ちなみにその背後では出番のない観鈴がいじけて蟻さんと戯れていた……。

 

 

 

 

 そのころシャフトエンタープライズジャパン企画七課では。

係長である川澄舞が海外にいる倉田佐祐理課長に報告を入れているところであった。

 

 

 「佐祐理、ごめん。また失敗した」

舞の言葉に佐祐理さんは「あはは〜」と笑い、首を横に振った。

『舞は気にしなくて良いんですよ。

そもそも余所の所で開発中だったファントムの性能が良くなかったからKanonに負けちゃったんですし。

やはり自主開発した方が良いみたいですね』

「…そう思う。」

舞は佐祐理の言葉に頷いた。

「…ファントムの開発意図は意味不明。

十数発ビーム撃っただけでエネルギー切れになるしECMを使うとしばらくこちらの指示も不可能になるし」

『あはは〜。
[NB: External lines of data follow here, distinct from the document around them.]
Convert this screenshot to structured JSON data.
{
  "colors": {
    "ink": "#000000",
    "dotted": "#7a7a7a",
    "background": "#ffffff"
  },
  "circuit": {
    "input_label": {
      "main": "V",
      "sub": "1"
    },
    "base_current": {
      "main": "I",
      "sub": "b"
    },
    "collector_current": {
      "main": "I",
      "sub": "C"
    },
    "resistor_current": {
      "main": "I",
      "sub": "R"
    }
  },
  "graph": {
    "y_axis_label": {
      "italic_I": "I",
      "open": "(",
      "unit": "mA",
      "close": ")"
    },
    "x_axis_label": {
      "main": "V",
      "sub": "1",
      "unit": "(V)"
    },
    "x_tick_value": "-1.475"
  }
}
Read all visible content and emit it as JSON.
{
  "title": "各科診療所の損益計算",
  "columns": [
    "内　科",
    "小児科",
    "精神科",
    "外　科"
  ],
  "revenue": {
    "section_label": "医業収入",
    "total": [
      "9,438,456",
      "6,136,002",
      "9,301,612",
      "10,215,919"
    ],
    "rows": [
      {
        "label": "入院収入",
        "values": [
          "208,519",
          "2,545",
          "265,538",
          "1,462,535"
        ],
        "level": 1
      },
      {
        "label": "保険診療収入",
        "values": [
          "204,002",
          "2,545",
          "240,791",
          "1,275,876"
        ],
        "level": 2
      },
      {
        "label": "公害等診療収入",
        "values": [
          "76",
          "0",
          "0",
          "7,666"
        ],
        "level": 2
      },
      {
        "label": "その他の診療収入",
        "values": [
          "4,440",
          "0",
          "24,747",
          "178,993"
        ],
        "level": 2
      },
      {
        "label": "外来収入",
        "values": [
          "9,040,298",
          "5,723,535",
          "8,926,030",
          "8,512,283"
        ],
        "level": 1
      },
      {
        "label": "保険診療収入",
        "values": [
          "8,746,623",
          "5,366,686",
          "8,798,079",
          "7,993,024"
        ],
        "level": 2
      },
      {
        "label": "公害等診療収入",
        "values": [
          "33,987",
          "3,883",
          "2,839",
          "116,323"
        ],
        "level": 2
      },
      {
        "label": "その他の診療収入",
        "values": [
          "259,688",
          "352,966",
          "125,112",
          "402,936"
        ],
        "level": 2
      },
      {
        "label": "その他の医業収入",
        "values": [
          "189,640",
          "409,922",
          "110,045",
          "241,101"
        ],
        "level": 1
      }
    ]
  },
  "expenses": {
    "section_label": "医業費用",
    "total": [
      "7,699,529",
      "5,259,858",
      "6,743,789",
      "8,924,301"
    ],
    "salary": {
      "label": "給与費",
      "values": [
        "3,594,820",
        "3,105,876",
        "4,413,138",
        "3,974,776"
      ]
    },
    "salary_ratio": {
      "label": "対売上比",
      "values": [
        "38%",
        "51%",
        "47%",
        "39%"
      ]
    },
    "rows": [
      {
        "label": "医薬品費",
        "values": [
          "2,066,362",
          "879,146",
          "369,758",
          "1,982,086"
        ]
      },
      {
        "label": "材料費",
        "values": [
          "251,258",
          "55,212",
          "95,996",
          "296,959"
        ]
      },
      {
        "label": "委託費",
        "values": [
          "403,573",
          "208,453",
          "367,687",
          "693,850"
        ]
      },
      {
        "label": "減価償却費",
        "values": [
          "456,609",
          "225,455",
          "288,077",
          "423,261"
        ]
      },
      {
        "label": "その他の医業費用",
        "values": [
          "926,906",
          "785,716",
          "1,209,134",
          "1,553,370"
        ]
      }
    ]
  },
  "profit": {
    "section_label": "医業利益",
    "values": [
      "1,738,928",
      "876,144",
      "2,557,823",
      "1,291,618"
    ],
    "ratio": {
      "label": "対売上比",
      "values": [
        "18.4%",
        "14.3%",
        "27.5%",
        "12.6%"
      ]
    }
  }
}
お馬鹿さんの頭の中身は理解できませんよね〜♪』

明るい声で佐祐理さんは酷いことを言う。

だが舞は気にしなかった。

即座にテレビ電話の向こうにいる佐祐理に質問した。

「…自主開発の話だけどどうするの?」

すると画面の向こう側の佐祐理さんは笑いながら舞に言った。

『こっちで設計は完了済みですからそっちにスタッフごと送りますね』

「…わかった。任せて」

『それじゃあ設計書、送っておきますので資材の調達、スタッフが着く前に済ませておいてくださいね』

「…いつまで?」

すると佐祐理さんは笑顔で即座に言った。

『あはは〜、三日後ですよ〜♪』

「…佐祐理、それはさすがに無理」

『はぇ〜、そうですか?』

舞はこくんと頷いた。

テレビ電話でなければさっぱり分からないところである。

「…秘密裏にそろえるんだから普通の場合の三四倍の時間は見て貰わないと」

『あははは〜、佐祐理は頭悪い娘だからあまり難しいことはわからないんですよ〜♪』

「…とにかく急いでやる。けど予算はどうするの?」

『あはは〜、好きなだけ使って良いですよ。佐祐理がいくらでも調達しますんで〜』

 

 

 

 

 かくして特車二課とシャフトエンタープライズジャパン企画七課との戦いはまだまだ続く……。

 

 

 

あとがき

ファントム編の完全な締めです。

これ以後、グリフォンの開発が進むわけですね。

それとそろそろ“「機動警察Kanon」バドは誰が良い?”も締めようと思います。

自分なりにキャスティングも済んだんで。

さて誰がバド役をつとめるんでしょう?ってたぶんバレバレでしょうけどね。